Abelardo Castillo
El hombre que está subiendo por la escalera en la oscuridad no es
corpulento, no tiene ojos fríos ni grises, no lleva ningún arma en el bolsillo
del piloto, ni siquiera lleva piloto. Va a cometer un asesinato pero todavía no
lo sabe. Es profesor secundario de Matemática, está en su propia casa, acaba de
llegar del Círculo de Ajedrez y, por el momento, sólo le preocupa una cosa en
el mundo. Qué pasa si, en el ataque Max Lange, las blancas trasponen un
movimiento y, en la jugada once, avanzan directamente el peón a 4CR. ¿Adónde va
la dama? En efecto, ¿cómo acosar a esa dama e impedir el enroque largo de las
piezas negras? Debo decir que nunca resolvió satisfactoriamente ese problema;
también debo decir que aquel hombre era yo. Entré en mi estudio y encendí la
luz. Mi mujer aún no había vuelto a casa esa noche, lo cual, dadas las
circunstancias, me puso de buen humor. Nuestros desacuerdos eran tan perfectos
que, podría decirse, habíamos nacido el uno para el otro. Busqué el tablero de
ajedrez, reproduje una vez más la posición, la analicé un rato. Desde mi
estudio se veía (todavía se ve) nuestro dormitorio: Laura se había vestido
apurada, a juzgar por el desorden, o a último momento había cambiado de opinión
acerca de la ropa que quería ponerse. ¿Adónde va la dama? Cualquier jugador de
ajedrez sabe que muchas veces se analiza con más claridad una posición si no se
tienen las piezas delante. Me levanté y fui hacia su secretaire. Estaba
sin llave. Lo abrí mecánicamente y encontré el borrador de la carta.

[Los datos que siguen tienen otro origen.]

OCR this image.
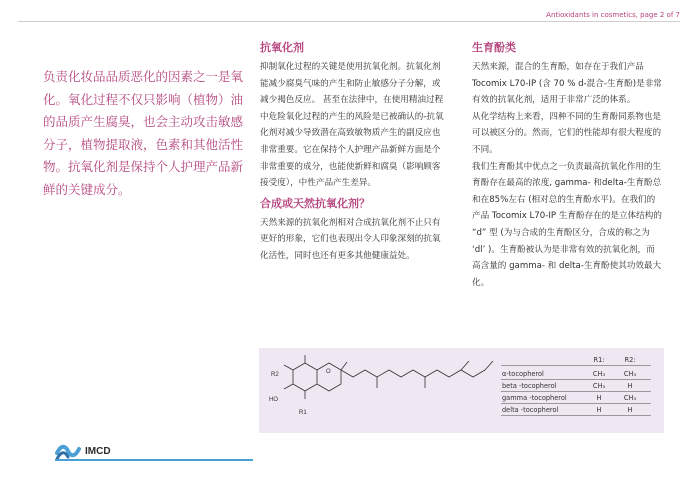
Antioxidants in cosmetics, page 2 of 7
负责化妆品品质恶化的因素之一是氧化。氧化过程不仅只影响（植物）油的品质产生腐臭，也会主动攻击敏感分子，植物提取液，色素和其他活性物。抗氧化剂是保持个人护理产品新鲜的关键成分。
抗氧化剂

抑制氧化过程的关键是使用抗氧化剂。抗氧化剂能减少腐臭气味的产生和防止敏感分子分解，或减少褐色反应。 甚至在法律中，在使用精油过程中危险氧化过程的产生的风险是已被确认的-抗氧化剂对减少导致潜在高致敏物质产生的副反应也非常重要。它在保持个人护理产品新鲜方面是个非常重要的成分，也能使新鲜和腐臭（影响顾客接受度），中性产品产生差异。

合成或天然抗氧化剂？

天然来源的抗氧化剂相对合成抗氧化剂不止只有更好的形象，它们也表现出令人印象深刻的抗氧化活性，同时也还有更多其他健康益处。

生育酚类

天然来源，混合的生育酚，如存在于我们产品Tocomix L70-IP (含 70 % d-混合-生育酚)是非常有效的抗氧化剂，适用于非常广泛的体系。

从化学结构上来看，四种不同的生育酚同系物也是可以被区分的。然而，它们的性能却有很大程度的不同。

我们生育酚其中优点之一负责最高抗氧化作用的生育酚存在最高的浓度, gamma- 和delta-生育酚总和在85%左右 (相对总的生育酚水平)。在我们的产品 Tocomix L70-IP 生育酚存在的是立体结构的 “d” 型 (为与合成的生育酚区分，合成的称之为 ‘dl’ )。生育酚被认为是非常有效的抗氧化剂，而高含量的 gamma- 和 delta-生育酚使其功效最大化。

R2
HO
R1
O
R1:	R2:
α-tocopherol	CH₃	CH₃
beta -tocopherol	CH₃	H
gamma -tocopherol	H	CH₃
delta -tocopherol	H	H
IMCD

Estoy seguro de que si no hubiera estado pensando en esa
trasposición de jugadas no lo habría mirado. Nunca fui curioso. Mi respeto por
la intimidad ajena, lo descubrí esa noche, es casi suicida. Tal vez no me crean
si digo que mi primera intención fue dejar el papel donde estaba, sin leerlo,
pero eso es exactamente lo que habría hecho de no haber visto la palabra puta.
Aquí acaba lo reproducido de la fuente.